Dive Brief:
- On Monday, North Carolina’s Academic Standards Review Commission, a legislative subcommittee, released a report stating that the state’s decision to revise the Common Core State Standards will have to come with extra funds for schools.
- The 11-member commission was tasked with studying the standards and recommending revisions, a move stemming from Republican complaints about federal involvement in schools and remarks from some educators that the standards were poorly thought-out.
- Among the things the subcommittee says will be needed to make the revisions work: more teachers, new textbooks, and summer courses.
Dive Insight:
While the call for new textbooks is an obvious side effect of new standards, the summer courses are less so. The report found that English students should be reading well by fourth grade, but many still aren’t. Those who are still struggling need the extra courses to catch up.
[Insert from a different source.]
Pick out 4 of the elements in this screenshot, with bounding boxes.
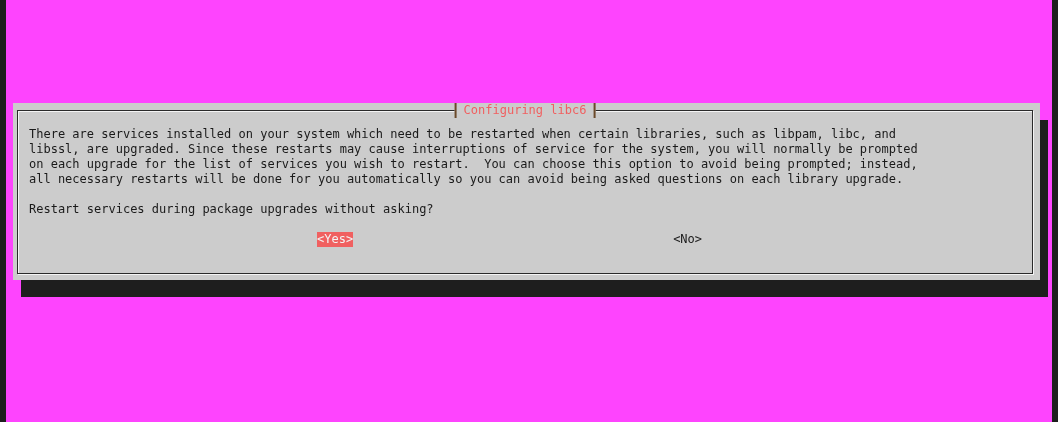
dialog-message: There are services installed on your system which need to be restarted when certain libraries, such as libpam, libc, and libssl, are upgraded. Since these restarts may cause interruptions of service for the system, you will normally be prompted on each upgrade for the list of services you wish to restart. You can choose this option to avoid being prompted; instead, all necessary restarts will be done for you automatically so you can avoid being asked questions on each library upgrade. [29,127,919,187]
dialog-button[interactable]: <No> [673,232,703,247]
dialog-question: Restart services during package upgrades without asking? [29,202,435,217]
dialog-title: Configuring libc6 [454,103,596,118]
“Having students arrive with wide learning gaps who are also expected to learn and master too many standards is not leading to student success,” the report said.
The final revision recommendations are due in December, but in the meantime the committee suggested more specific targets in the math and English standards and an overhaul of when math concepts are taught. The math standards in the Common Core have proved particularly controversial. Proponents say they better align with helping students actually grasp math at a deep level, but critics say the focus has drifted too far from computational skills.
"The focus of K-8 instruction should be to develop the basic math skills needed for high school and college. It is good to understand concepts, but the goal should be rapid and accurate computation,” the subcommittee’s report reads.